Secondly, St Petersburg is the cultural centre of Russia, an excellent cosmopolitan city, a great choice for tourism, education and living. Its history stretches from the Peter and Paul Fortress, built on the Neva River, to Petrograd, which survived the First World War and where the first shots of the October Revolution were fired, to Leningrad, which triumphed in the Patriotic War. Witnessing Russia’s turbulent history through the lens of St Petersburg is a great way to understand the country’s history and culture in depth.
Finally, given the high quality of Russian higher education, admission requirements and tuition fees are more accessible than in other countries or regions, while living standards are at the same level.
Could you please describe your experience of learning Russian and whether you spoke Russian before coming to St Petersburg University?
I had only taught myself some Russian before entering St Petersburg University, and it was only through preparatory courses that I developed a partial understanding of the language. The logic of grammatical order in Russian is very different from that in Chinese or English, which made it quite difficult to learn at first. As for my current level of Russian, I think there is still a lot of room for improvement.
What made you choose medicine?
I myself have always enjoyed biology, and I have relatives who work in the medical field, so my choice was also influenced by my family.

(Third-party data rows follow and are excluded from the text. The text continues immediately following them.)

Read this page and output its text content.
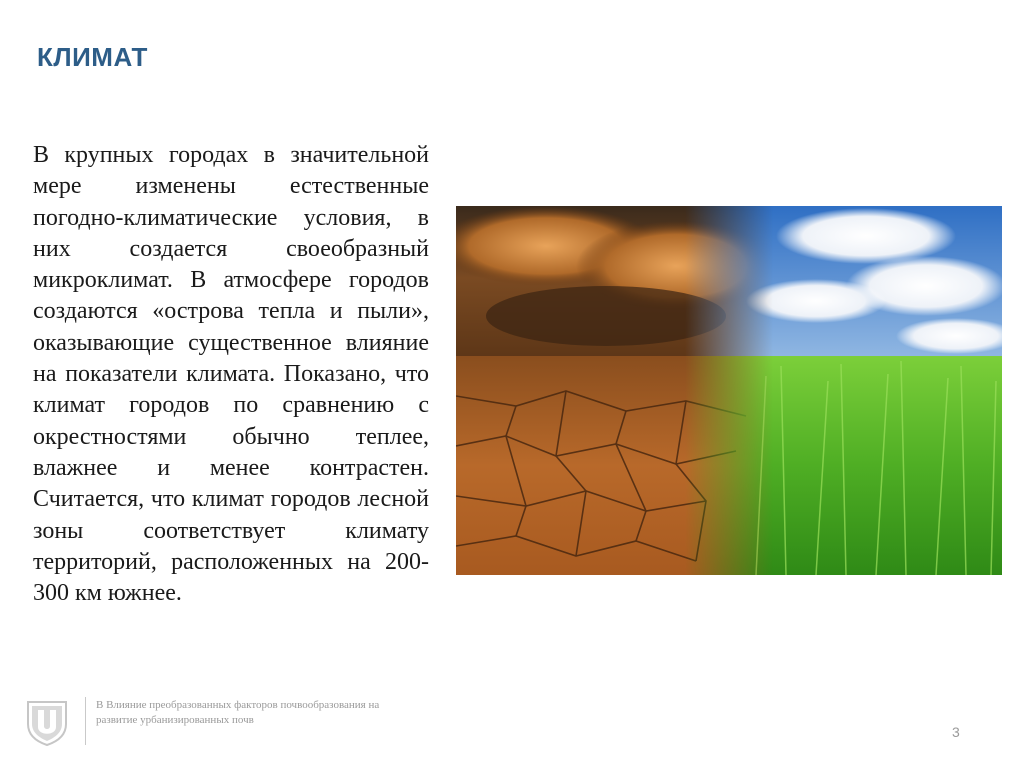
КЛИМАТ
В крупных городах в значительной мере изменены естественные погодно-климатические условия, в них создается своеобразный микроклимат. В атмосфере городов создаются «острова тепла и пыли», оказывающие существенное влияние на показатели климата. Показано, что климат городов по сравнению с окрестностями обычно теплее, влажнее и менее контрастен. Считается, что климат городов лесной зоны соответствует климату территорий, расположенных на 200-300 км южнее.
В Влияние преобразованных факторов почвообразования на развитие урбанизированных почв
3
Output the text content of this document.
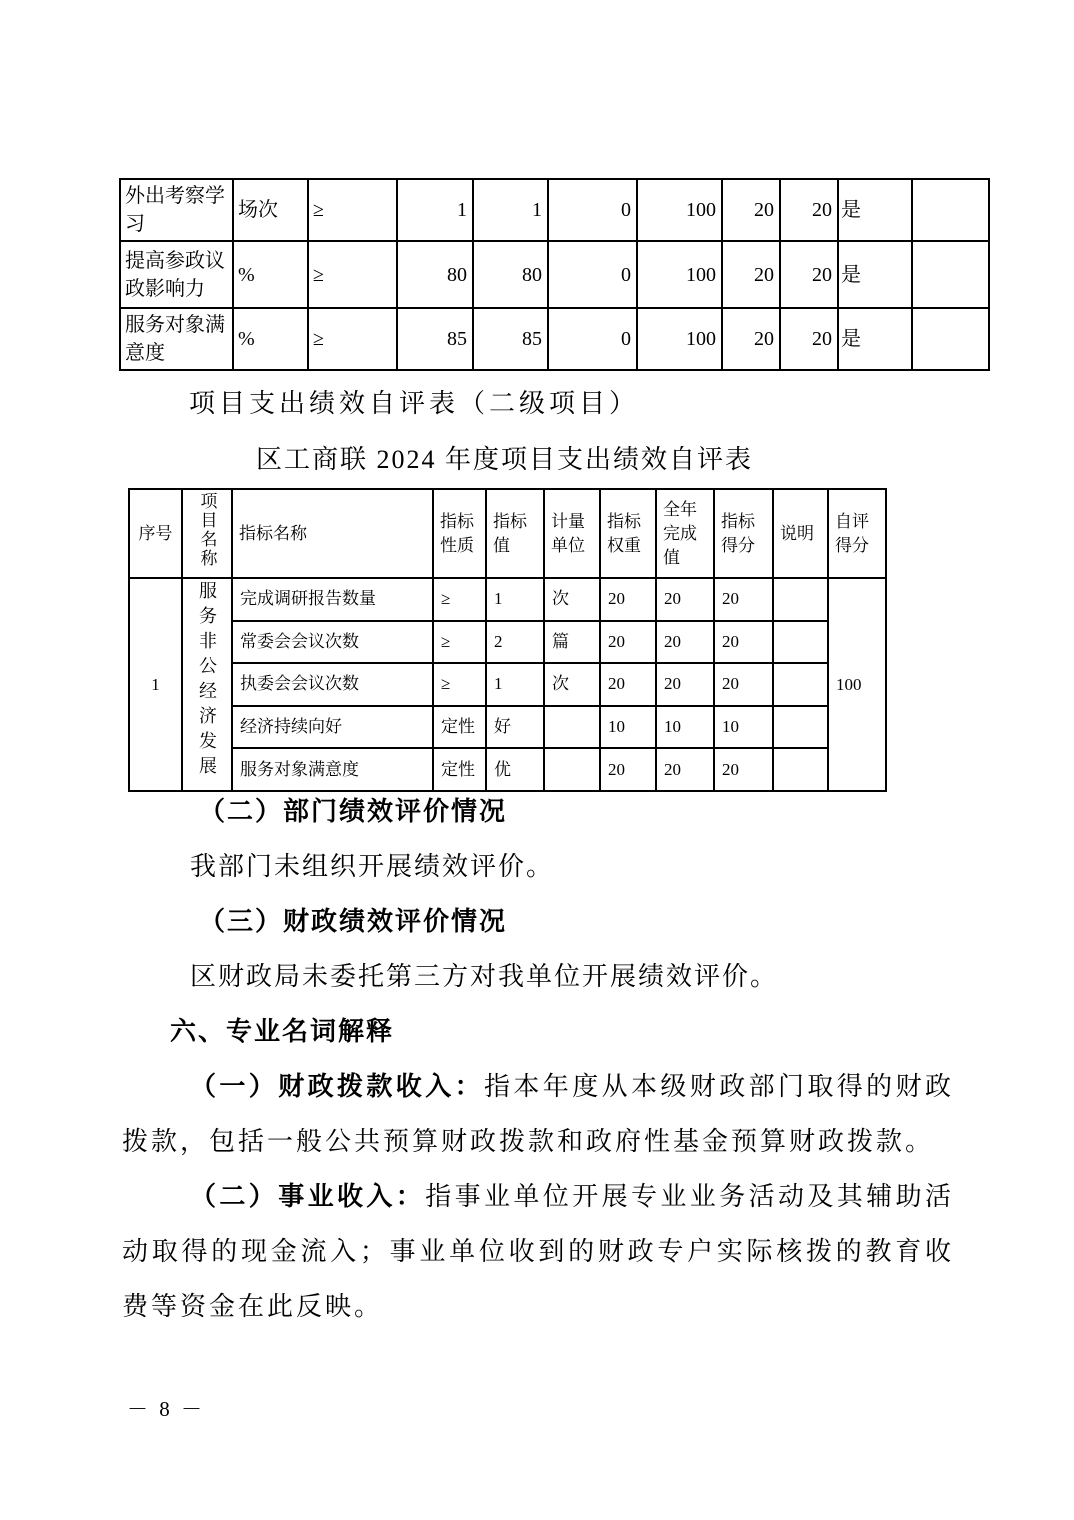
外出考察学习	场次	≥	1	1	0	100	20	20	是	
提高参政议政影响力	%	≥	80	80	0	100	20	20	是	
服务对象满意度	%	≥	85	85	0	100	20	20	是	
项目支出绩效自评表（二级项目）
区工商联 2024 年度项目支出绩效自评表
序号	项目名称	指标名称	指标性质	指标值	计量单位	指标权重	全年完成值	指标得分	说明	自评得分
1	服务非公经济发展	完成调研报告数量	≥	1	次	20	20	20		100
		常委会会议次数	≥	2	篇	20	20	20		
		执委会会议次数	≥	1	次	20	20	20		
		经济持续向好	定性	好		10	10	10		
		服务对象满意度	定性	优		20	20	20		

（二）部门绩效评价情况

我部门未组织开展绩效评价。

（三）财政绩效评价情况

区财政局未委托第三方对我单位开展绩效评价。

六、专业名词解释

（一）财政拨款收入：指本年度从本级财政部门取得的财政拨款，包括一般公共预算财政拨款和政府性基金预算财政拨款。

（二）事业收入：指事业单位开展专业业务活动及其辅助活动取得的现金流入；事业单位收到的财政专户实际核拨的教育收费等资金在此反映。

－ 8 －
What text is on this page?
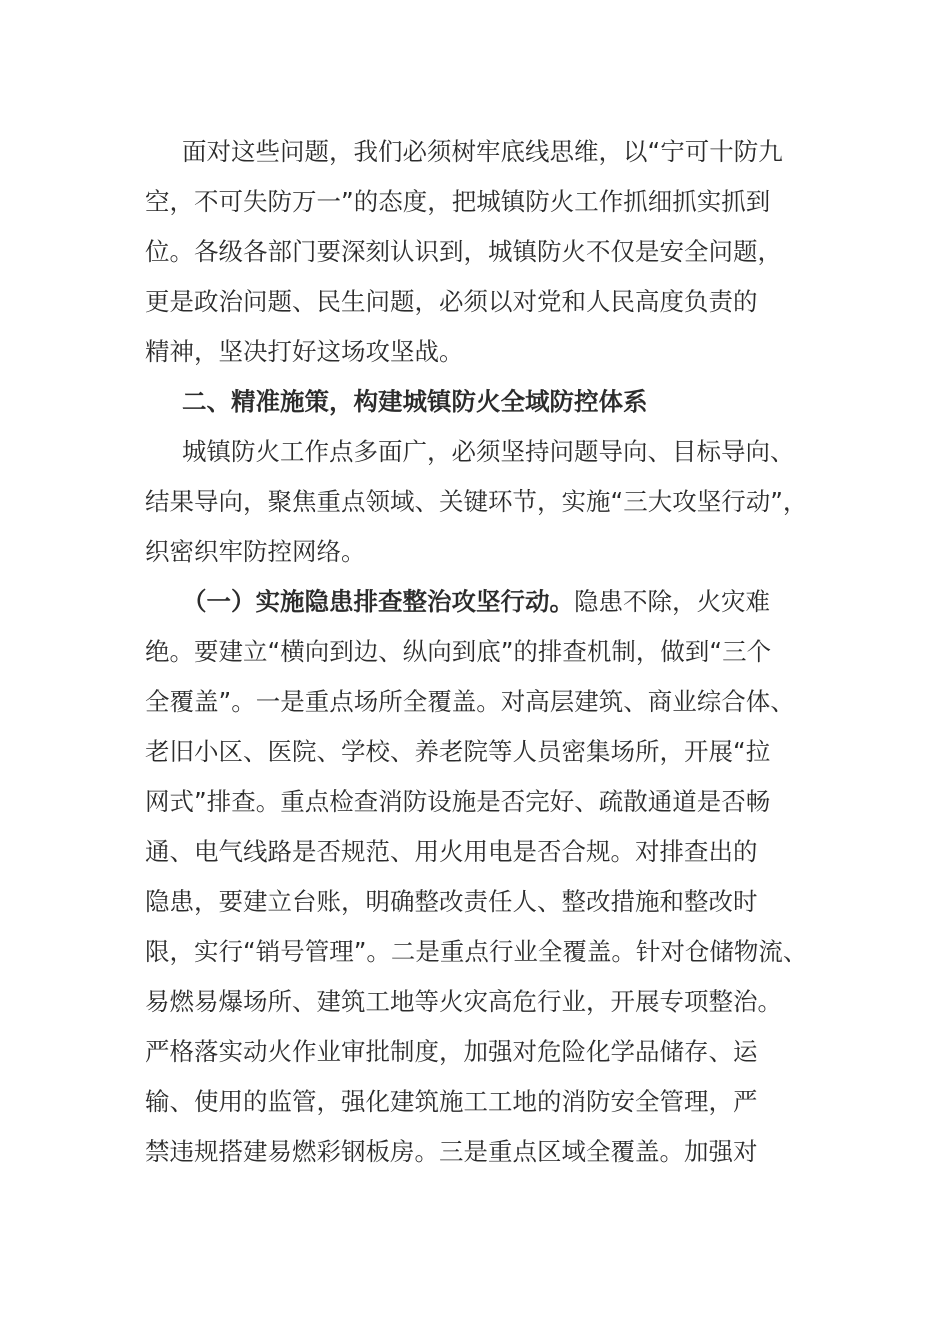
面对这些问题，我们必须树牢底线思维，以“宁可十防九
空，不可失防万一”的态度，把城镇防火工作抓细抓实抓到
位。各级各部门要深刻认识到，城镇防火不仅是安全问题，
更是政治问题、民生问题，必须以对党和人民高度负责的
精神，坚决打好这场攻坚战。
二、精准施策，构建城镇防火全域防控体系
城镇防火工作点多面广，必须坚持问题导向、目标导向、
结果导向，聚焦重点领域、关键环节，实施“三大攻坚行动”，
织密织牢防控网络。
（一）实施隐患排查整治攻坚行动。隐患不除，火灾难
绝。要建立“横向到边、纵向到底”的排查机制，做到“三个
全覆盖”。一是重点场所全覆盖。对高层建筑、商业综合体、
老旧小区、医院、学校、养老院等人员密集场所，开展“拉
网式”排查。重点检查消防设施是否完好、疏散通道是否畅
通、电气线路是否规范、用火用电是否合规。对排查出的
隐患，要建立台账，明确整改责任人、整改措施和整改时
限，实行“销号管理”。二是重点行业全覆盖。针对仓储物流、
易燃易爆场所、建筑工地等火灾高危行业，开展专项整治。
严格落实动火作业审批制度，加强对危险化学品储存、运
输、使用的监管，强化建筑施工工地的消防安全管理，严
禁违规搭建易燃彩钢板房。三是重点区域全覆盖。加强对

Medicine is said to be the most demanding profession, what are the difficulties of studying medicine?
First of all, I think the language issue is the biggest problem, if you want to choose medicine, it is better to have a solid level of Russian, the mandatory B1 level of Russian required for enrolment is not enough, in my opinion. Language difficulties are then directly reflected in daily study; if classes are difficult to follow then a lot of time has to be spent on revision, but some subjects that require a lot of memorisation, such as anatomy, already take up a lot of time. So the language thing just adds insult to injury. It is very important to establish a daily routine and make the most of your free time. My Russian friends helped me a lot in the beginning and I am very grateful to them!
What do you think of the classroom environment?
The combination of purely theoretical and purely practical classes is very unique, and in Russia the students are more active, they ask questions throughout the class, which is unusual for me.
What do you think are the differences between the Russian and Chinese education systems?
The Russian and Chinese higher education systems are quite different, and I personally feel that Chinese higher education is more standardised at the macro level, which is particularly noticeable when you take an exam. The oral rather than written format of the exam was a shock to me at first. However, it is a better way of assessing a student’s overall ability.
Second, the resources of Chinese universities are more centralised, with all faculties concentrated on a single campus and all resources managed directly by the university. A decentralised university experience here can encourage students’ independence and give them more freedom in their daily routines and leisure choices.
Finally, the Russian distinction between practical and theoretical classes may also be one of the factors contributing to a more active participation in the classroom.
Which class is your favourite? And why?
Anatomy, as this course represented a major crisis and challenge in my otherwise comfortable academic life.
What do you think should be emphasised when it comes to medical training?
In my opinion, clinical medicine should definitely focus on clinical practice-oriented training, and I think the curriculum is very much in line with that.
Traditional Chinese medicine is very popular in China, but you chose to study Western medicine in Russia, why?
Traditional Chinese medicine stems from thousands of years of accumulated medical experience. And now it can benefit from the achievements of modern medicine and gradually separate the wheat from the chaff, so to speak. In Chinese higher education, a medical student also must know anatomy, surgery and other such expected disciplines, so the two paths lead to the same level of competence. After studying Western medicine, I hope to contribute to the modernisation of traditional Chinese medicine.
Do you plan to practice medicine in Russia or China after graduation?
At the moment I’m leaning towards returning to my home country for work.
What advice would you give to other international students going to Russia?
Personally, I think that the language study period on the preparatory courses is very important, and I would also recommend that you find out as much as possible about the educational programme before you apply and make an informed decision.